Even MAV trial exams we do our best to ignore. Yes, the MAV is (too) closely aligned with the VCAA (with a number of people in conflicted, dual roles), and so MAV has a significantly greater professional and moral obligation to maintain high standards. But still, third party is third party, and we try our best to just ignore MAV’s nonsense. On occasion, however, MAV’s nonsense matters sufficiently, or is simply sufficiently annoying, to warrant a whack.
Last week, we were shown of a copy of MAV’s 2022 Trial Exam 2 for Mathematical Methods. The exam is predictably bad, simultaneously reflective of a thoroughly perverted subject and eccentrically third party. The exam is CAS-obsessed, both in question structure and in suggested solutions. To indicate finding the extrema of the function with a couple CAS screenshots, and without a single word noting that the critical points can also easily be found by hand, is so dismissive of the notion of teaching that we cannot conceive of what purpose the authors imagine there is in any of this. The exam is also replete with absurd modelling and Magrittisms. But none of that is why we are here.
One particular question on the MAV trial exam was pointed out to us. Here it is, together with MAV’s solution:
Get to work: students have exams next week.
Thank you to everyone for the comments. It wasn’t hard, and was really more a PoSWW than a WitCH. But there seems to be some common misunderstanding of these issues, and we wanted to encourage the discussion. Here is a summary, and a couple more comments.
The first and least important thing to note is that the question is screwed, even on its own terms. The authors’ intention was to make the pdf s(x) continuous by doing the standard endpoint matching stuff, but it is impossible to do so. That is, the parameters a and b cannot be chosen to make s(x) have integral 1 and be continuous at both x = 14 and x = 16. (Two parameters and three equations, so unless you’re really lucky …)
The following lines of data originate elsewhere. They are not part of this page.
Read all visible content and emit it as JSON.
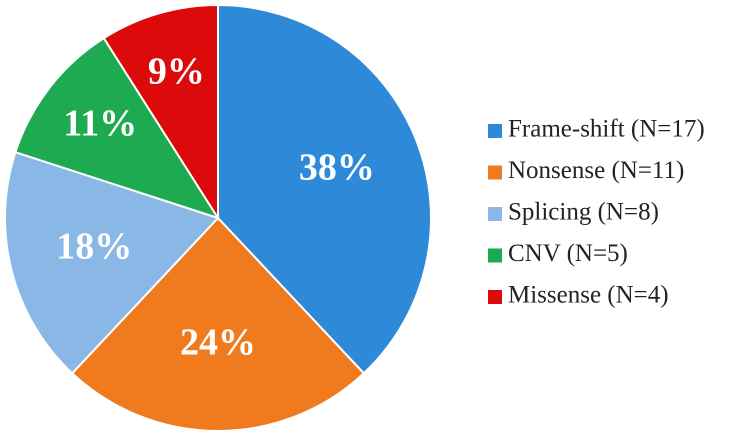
{
  "chart_data": {
    "type": "pie",
    "categories": [
      "Frame-shift (N=17)",
      "Nonsense (N=11)",
      "Splicing (N=8)",
      "CNV (N=5)",
      "Missense (N=4)"
    ],
    "values": [
      38,
      24,
      18,
      11,
      9
    ],
    "value_labels": [
      "38%",
      "24%",
      "18%",
      "11%",
      "9%"
    ],
    "colors": [
      "#2e8ad8",
      "#f07b1e",
      "#8ab8e6",
      "#1eaa50",
      "#dc0a0a"
    ],
    "legend": "right"
  }
}
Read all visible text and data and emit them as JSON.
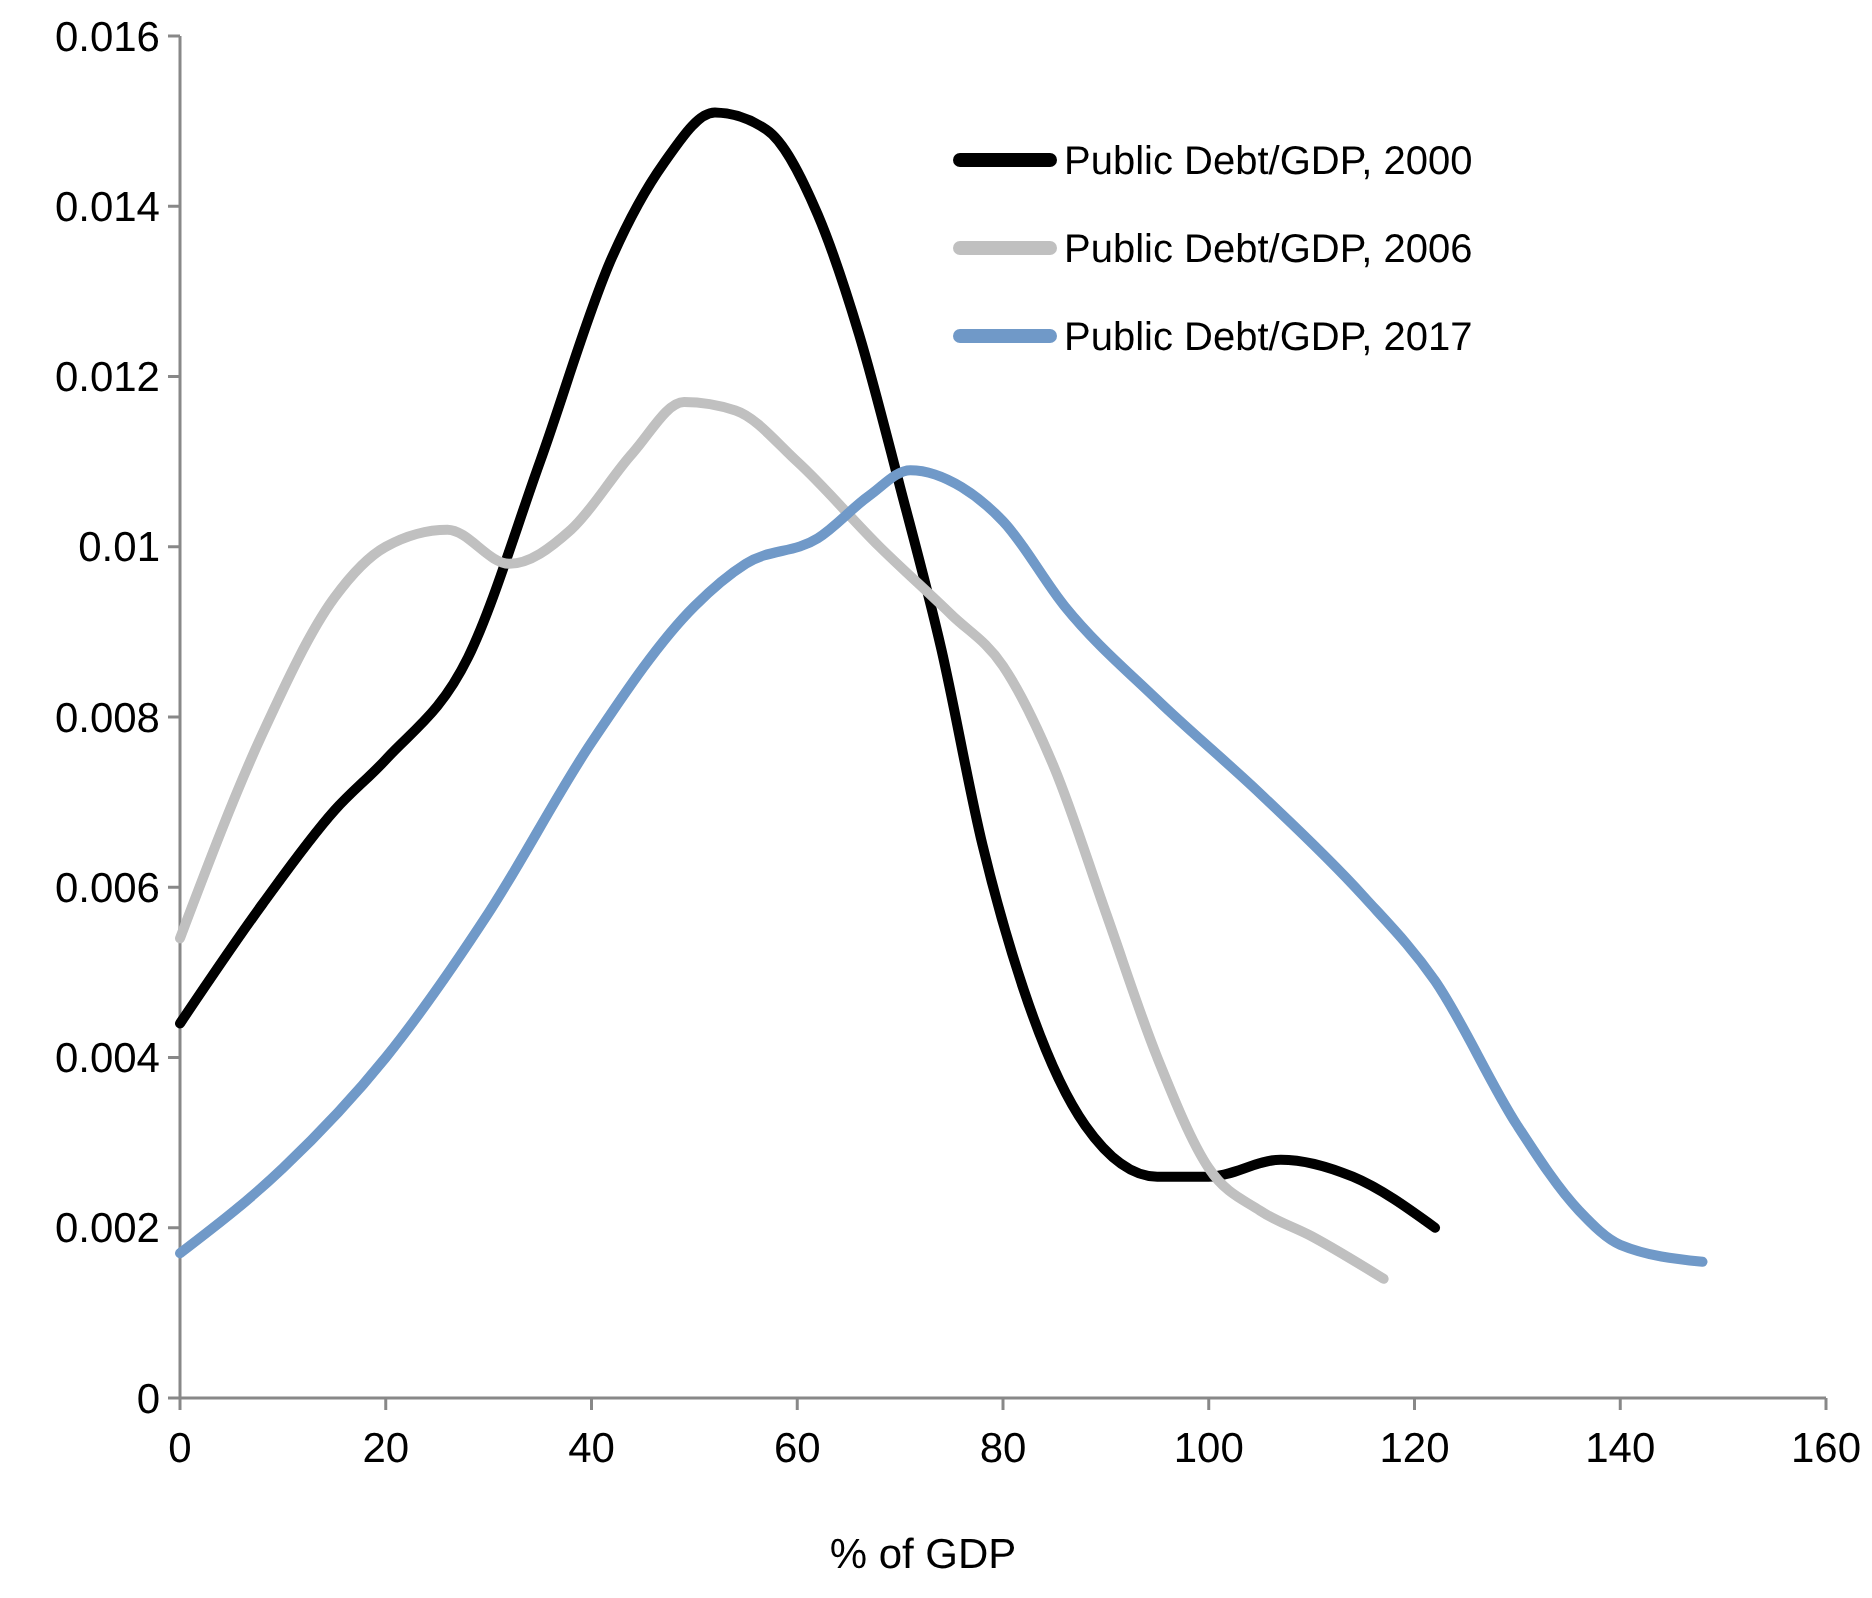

The second and most important thing to note is that the authors’ assumption that the pdf s(x) should be continuous is completely and utterly false. Continuity is simply not required for a function to be a probability density function. Ever. It is not required even if one chants the magic words “continuous random variable”. The use of “continuous” in CRV refers to the continuity of the cumulative distribution function, , which will be true as long as the integral of s(x) makes sense in some standard manner.*
The third and unimportant thing to note is that one might argue on the basis of a given model that the CDF S(x) should be differentiable. If s(x) is continuous then that will be true, with S'(x) = s(x) continuous.** But one must argue for this, the trial exam authors don’t argue for this, and their “model” of cats sleeping is so absurd it would be impossible to argue for this.
*) In some more advanced courses the CDF of a CRV need not be continuous. See the brief discussion of MCQ14 here (in which VCAA stuffed up and then attempted to hide their stuff up). See also VCAA’s definition of “continuous variable” (Word, idiots) and ACARA’s definition of “continuous random variable” and ACARA’s other, contradictory definition of “continuous random variable”, and ACARA’s v9 definition of “continuous numerical variable” (Word, idiots).
**) Don’t say S(x) is “smooth”. The word doesn’t mean what VCAA thinks it means.
John Friend and Sai have noted in comments that the question can be reasonably fixed by asking for the set of all a-b combos that make s(x) into a pdf.